TBRI (Trust-Based Relational Intervention)

TBRI is an attachment-based and trauma-informed therapy that is designed to help “children from hard places.” We’ve found it is very effective for children with less severe problems too. TBRI focuses on  empowering principles,  connecting principles, and correcting principles. It is based on years of attachment, sensory processing, and neuroscience research. TBRI’s overarching goal is strengthening connections and relationships.

Play Therapy

Play is the language of children; therefore play therapy is the most natural way to help children “play out” and through this work out, their problems or concerns. Research shows that play therapy is effective with children experiencing a wide variety of social, emotional, and behavioral problems, including anxiety, aggression, depression, ADHD, low self-esteem, peer problems, and post-traumatic stress.

Sandtray Therapy

Our sandtray therapy room is equipped with an extensive collection of miniature objects, and the child is encouraged to create his or her world. Images, dilemmas, fears, and hopes can be expressed in new ways as the child shares the experience with the therapist. The child can rework a situation in the sandtray and symbolically change the outcome. This therapy leads children to discover their own wisdom and pathway to healing.

Expressive Therapy

While children’s drawings, paintings, or clay creations convey information about their feelings, thoughts, and fantasies, it is the act of creating the art with the therapist present, and then processing it together, that encourages expression, growth, and understanding.
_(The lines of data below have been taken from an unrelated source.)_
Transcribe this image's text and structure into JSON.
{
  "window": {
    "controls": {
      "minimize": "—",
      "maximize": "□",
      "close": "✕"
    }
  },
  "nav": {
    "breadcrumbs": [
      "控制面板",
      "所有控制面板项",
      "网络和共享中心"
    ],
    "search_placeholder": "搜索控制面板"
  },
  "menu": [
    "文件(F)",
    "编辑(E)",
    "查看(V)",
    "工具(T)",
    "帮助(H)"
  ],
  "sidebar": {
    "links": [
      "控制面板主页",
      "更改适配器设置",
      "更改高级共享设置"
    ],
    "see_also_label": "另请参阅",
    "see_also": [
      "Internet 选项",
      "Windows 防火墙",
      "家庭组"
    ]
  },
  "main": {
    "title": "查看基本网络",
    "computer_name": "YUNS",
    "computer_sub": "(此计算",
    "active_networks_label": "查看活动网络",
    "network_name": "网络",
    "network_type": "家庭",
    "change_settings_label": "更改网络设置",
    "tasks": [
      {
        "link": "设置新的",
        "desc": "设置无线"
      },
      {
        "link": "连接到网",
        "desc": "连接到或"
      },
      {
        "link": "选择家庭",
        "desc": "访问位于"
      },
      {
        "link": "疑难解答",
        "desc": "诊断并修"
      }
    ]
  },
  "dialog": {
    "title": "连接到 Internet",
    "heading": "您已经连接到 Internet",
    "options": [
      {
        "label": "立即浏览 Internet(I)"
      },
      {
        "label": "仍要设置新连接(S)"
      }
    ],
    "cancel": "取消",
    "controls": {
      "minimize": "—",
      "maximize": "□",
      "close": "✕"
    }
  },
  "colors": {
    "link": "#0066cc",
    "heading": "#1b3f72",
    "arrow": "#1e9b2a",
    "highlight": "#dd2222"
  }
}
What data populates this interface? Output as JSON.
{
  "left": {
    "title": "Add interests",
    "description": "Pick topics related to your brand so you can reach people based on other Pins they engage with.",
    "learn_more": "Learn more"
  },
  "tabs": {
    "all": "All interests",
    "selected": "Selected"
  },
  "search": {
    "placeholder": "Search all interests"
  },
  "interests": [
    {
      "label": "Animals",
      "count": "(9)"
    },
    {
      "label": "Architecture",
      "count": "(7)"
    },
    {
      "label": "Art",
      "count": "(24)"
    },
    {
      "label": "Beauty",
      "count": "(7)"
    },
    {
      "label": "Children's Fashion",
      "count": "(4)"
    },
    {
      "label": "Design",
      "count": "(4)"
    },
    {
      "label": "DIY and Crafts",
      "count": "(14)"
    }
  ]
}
Cognitive-Behavioral Therapy

Based on the idea that our inaccurate thoughts or beliefs lead negative moods and problematic behavior, the success of this well established is supported by research. It helps a child become aware of inaccurate thoughts and then view situations more realistically. This helps a child improve his/her behavior and view of things even if the situation doesn’t change.

Family Therapy

Even if it seems like only one family member is struggling, involving others in the family encourages useful solutions and support. Families also learn more beneficial ways of interacting and solving problems. We get to know your family’s philosophies, principles, and preferences and fit interventions into your style.

Positivity Therapy

Utilizing groundbreaking research, children and families learn how to overcome negativity and cultivate positive emotions. Building and broadening your child’s and family’s positivity helps increase joy, creativity, and well-being. It also helps children bounce back from life’s challenges. Because of its amazing affects, we include aspects of positivity with each family.